Product teams are under pressure to prove they're "building with AI." Executives want to see AI
features on the roadmap, investors want to hear about AI capabilities in pitch decks, and
competitors are announcing AI integrations, so teams respond by adding AI features.
While this is a natural response, it’s also misguided. The best AI products don’t add features,
they eliminate workflows. When AI works properly, you don’t even need to brand it as “AI”
because it integrates so seamlessly into the product that it is no longer a distraction.
88% of organizations are now using AI, and nearly two-thirds remain stuck in the
experimentation or piloting phase.
The problem isn’t the technology—it's the approach.
We're treating AI like every other feature: something to add, ship, and hope users adopt. The
fundamental assumption is that users will adopt the feature simply because it offers AI.
But rather than treat AI as just an add-on, I believe teams should think of AI as a way to
streamline and expedite workflows. Perhaps the objective isn’t to add another step, but remove
a few.
AI Integration: Effective AI should streamline workflows, not just add features that complicate user experience.
Workflow Elimination: Successful AI products focus on eliminating steps in processes rather than simply adding new functionalities.
User Adoption: Adding AI features rarely ensures adoption; removing friction is a more effective strategy.
Product Roadmap: Product teams must prioritize workflow elimination over merely adding AI components to enhance usability.
Competitive Edge: Focusing on seamless integration of AI can create a significant advantage over competitors emphasizing visible features.
The Race to Add AI
Leadership asks for AI features, so product teams audit their workflows and ask, where can we
add AI? They land on AI-powered search, smart suggestions, automated summaries, and
intelligent recommendations. These features get built, shipped, and added to marketing pages.
Then adoption stalls. The AI features sit unused, tucked into menus and settings panels. Teams
respond by adding more features, creating even more complexity and more things for users to
remember.
What Elimination Looks Like
Consider the steps involved in setting up a meeting. Teams send calendar invites back and forth
over email, join via a calendar link, take notes during the conversation, write a recap email
afterward, create action items in a project management tool, and schedule a follow-up meeting.

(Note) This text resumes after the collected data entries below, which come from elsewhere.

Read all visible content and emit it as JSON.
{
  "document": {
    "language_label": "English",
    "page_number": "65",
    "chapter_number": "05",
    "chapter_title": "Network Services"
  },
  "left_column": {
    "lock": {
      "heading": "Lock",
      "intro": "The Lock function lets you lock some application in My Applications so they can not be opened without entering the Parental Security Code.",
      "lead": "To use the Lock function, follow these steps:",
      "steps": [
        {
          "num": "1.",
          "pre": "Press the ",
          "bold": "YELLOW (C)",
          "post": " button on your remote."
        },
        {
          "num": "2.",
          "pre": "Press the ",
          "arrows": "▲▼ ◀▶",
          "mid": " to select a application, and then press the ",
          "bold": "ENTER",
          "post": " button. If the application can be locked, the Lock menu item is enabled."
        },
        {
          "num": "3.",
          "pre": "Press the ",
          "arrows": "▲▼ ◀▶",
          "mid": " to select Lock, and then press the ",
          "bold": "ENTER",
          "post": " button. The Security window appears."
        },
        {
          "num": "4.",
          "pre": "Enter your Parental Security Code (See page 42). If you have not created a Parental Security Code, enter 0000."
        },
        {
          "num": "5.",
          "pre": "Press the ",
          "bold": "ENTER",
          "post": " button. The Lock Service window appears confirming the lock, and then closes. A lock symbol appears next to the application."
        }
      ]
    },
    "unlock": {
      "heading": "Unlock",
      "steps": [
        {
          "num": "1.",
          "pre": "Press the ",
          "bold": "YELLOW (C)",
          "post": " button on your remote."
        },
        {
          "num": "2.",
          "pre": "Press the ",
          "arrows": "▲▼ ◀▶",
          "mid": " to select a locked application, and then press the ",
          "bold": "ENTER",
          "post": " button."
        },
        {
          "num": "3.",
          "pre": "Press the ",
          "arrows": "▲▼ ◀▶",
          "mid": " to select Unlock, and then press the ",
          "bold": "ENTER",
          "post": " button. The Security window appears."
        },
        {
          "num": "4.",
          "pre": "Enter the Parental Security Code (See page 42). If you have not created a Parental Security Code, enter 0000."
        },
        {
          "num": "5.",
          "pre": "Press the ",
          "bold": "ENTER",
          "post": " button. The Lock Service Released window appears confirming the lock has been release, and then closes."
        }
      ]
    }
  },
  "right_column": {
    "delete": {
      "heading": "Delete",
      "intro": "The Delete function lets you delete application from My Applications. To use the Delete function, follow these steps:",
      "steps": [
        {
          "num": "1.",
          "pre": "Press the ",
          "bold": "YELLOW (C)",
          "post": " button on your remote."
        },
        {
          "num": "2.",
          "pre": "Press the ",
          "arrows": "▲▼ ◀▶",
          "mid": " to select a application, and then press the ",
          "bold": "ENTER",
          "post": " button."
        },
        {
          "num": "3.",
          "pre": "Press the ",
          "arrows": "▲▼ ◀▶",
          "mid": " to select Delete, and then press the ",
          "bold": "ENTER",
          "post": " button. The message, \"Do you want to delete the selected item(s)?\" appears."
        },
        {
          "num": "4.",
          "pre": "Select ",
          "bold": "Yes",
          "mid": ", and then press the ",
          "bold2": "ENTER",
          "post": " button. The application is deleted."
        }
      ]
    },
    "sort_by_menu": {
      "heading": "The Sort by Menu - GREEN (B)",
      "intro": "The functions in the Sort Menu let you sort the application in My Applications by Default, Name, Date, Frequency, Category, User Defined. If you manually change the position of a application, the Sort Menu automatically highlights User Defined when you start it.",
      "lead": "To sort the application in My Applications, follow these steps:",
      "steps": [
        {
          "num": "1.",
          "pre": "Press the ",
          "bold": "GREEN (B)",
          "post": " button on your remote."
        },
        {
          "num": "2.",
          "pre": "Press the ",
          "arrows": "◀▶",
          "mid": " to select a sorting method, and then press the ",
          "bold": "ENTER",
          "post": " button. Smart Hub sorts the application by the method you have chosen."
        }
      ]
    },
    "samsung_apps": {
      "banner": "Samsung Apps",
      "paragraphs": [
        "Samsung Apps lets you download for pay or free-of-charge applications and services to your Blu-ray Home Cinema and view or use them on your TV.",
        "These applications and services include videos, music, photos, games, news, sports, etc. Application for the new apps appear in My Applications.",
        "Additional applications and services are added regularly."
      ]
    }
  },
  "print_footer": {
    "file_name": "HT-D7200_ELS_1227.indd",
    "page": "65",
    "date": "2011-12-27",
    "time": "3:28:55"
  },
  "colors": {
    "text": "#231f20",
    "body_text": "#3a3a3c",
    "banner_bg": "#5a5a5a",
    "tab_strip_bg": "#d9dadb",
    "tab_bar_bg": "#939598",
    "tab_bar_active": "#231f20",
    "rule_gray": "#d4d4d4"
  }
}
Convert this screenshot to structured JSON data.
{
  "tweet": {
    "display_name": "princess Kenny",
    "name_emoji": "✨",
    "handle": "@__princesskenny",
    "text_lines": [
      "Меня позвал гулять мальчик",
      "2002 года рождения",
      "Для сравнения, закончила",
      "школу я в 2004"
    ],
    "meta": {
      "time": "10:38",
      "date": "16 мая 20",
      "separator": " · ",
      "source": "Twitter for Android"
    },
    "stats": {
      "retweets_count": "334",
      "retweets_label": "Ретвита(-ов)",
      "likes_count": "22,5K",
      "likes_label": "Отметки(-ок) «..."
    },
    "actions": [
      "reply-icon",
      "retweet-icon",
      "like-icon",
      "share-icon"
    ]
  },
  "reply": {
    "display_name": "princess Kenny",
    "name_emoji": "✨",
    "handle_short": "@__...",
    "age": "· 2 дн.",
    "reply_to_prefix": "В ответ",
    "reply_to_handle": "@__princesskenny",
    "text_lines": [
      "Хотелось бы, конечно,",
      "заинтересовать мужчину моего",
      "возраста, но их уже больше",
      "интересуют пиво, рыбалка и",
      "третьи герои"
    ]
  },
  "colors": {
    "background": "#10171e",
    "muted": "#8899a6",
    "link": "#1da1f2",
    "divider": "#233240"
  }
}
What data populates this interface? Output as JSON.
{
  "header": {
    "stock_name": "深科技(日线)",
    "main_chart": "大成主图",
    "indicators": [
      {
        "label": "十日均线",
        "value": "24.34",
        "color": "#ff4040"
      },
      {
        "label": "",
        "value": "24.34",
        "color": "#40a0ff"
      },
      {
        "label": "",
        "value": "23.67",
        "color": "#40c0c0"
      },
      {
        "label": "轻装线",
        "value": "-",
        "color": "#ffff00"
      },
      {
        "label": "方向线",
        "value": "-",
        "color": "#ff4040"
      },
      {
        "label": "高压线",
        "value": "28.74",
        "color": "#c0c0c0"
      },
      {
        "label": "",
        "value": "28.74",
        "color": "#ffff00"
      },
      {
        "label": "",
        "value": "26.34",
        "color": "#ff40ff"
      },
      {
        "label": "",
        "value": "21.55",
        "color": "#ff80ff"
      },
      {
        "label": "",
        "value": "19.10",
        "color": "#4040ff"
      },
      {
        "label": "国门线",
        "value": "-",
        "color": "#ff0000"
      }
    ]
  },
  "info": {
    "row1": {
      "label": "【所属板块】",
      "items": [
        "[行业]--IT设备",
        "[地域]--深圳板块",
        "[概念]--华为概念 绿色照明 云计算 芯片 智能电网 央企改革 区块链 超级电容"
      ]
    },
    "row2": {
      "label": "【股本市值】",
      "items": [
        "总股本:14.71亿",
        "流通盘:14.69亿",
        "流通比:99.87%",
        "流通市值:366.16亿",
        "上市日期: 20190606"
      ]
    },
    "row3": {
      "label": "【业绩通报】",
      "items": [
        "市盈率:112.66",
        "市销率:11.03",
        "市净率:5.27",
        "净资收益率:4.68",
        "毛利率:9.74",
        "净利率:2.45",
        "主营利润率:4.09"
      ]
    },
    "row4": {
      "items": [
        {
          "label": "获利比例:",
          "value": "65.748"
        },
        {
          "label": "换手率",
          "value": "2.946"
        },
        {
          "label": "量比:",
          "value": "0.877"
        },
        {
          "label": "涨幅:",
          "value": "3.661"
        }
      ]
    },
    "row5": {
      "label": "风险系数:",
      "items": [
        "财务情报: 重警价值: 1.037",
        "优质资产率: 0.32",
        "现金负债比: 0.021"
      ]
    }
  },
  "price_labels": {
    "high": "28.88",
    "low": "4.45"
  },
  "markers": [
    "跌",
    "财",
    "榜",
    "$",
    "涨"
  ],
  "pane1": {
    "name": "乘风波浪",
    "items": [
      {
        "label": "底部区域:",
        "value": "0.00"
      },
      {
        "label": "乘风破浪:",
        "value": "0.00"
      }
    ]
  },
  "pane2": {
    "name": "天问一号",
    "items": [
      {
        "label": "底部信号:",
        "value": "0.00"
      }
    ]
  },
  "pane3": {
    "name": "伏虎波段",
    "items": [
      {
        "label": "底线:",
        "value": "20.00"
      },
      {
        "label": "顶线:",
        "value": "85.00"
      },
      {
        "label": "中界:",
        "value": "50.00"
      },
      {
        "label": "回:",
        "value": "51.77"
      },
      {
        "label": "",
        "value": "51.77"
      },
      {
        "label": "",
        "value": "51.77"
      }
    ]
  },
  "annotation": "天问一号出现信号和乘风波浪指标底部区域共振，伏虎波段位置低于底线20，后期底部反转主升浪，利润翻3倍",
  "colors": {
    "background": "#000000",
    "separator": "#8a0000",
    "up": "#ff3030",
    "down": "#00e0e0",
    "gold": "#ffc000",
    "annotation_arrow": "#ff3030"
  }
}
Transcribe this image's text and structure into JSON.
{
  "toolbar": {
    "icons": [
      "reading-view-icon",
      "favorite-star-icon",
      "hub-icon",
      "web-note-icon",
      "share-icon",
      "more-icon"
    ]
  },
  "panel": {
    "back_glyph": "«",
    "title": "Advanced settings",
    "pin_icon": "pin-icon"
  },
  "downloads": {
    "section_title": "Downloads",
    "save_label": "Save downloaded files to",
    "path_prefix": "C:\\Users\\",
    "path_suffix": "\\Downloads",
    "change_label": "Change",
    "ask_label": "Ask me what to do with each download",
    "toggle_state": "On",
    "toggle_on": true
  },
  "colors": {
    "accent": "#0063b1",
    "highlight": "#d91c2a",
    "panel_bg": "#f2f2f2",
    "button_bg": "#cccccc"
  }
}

Most AI meeting products add a bot that joins meetings to take notes, a feature that generates
summaries, another that creates transcripts, and smart scheduling suggestions. Each feature
solves one piece of the problem, and each requires users to remember it exists and incorporate
it into their workflow.
An elimination approach works differently. The system already knows everyone's availability, it
infers the agenda, it captures summaries and transcripts automatically, it distributes notes,
action items, and schedules what's next. Attendees show up for the meeting and have
the conversation; the rest happens automatically. There are no AI features to point to because
the workflow disappeared along with the friction.
Building for Elimination
If teams are serious about building AI products that users will actually adopt, they need to
change how they approach the roadmap. Stop auditing the product for places to add AI and
start auditing where to remove friction.
When eliminating workflows, teams need to remove enough friction at once so that the new
experience is genuinely better than the old one. Half-eliminated workflows create confusion
about which parts are automated and which parts still require manual work.
This also requires more courage. Shipping AI features is safe because if users don't adopt
them, teams can say, it’s there if people want it. Eliminating workflows is risky because if the AI
doesn't work well enough, you've removed something users relied on. This is exactly why
elimination-focused products win; they force teams to make the AI genuinely reliable.
The Real Question
In your next team meeting, I would ask your colleagues: Are we building to prove we have AI, or
building to actually improve the product?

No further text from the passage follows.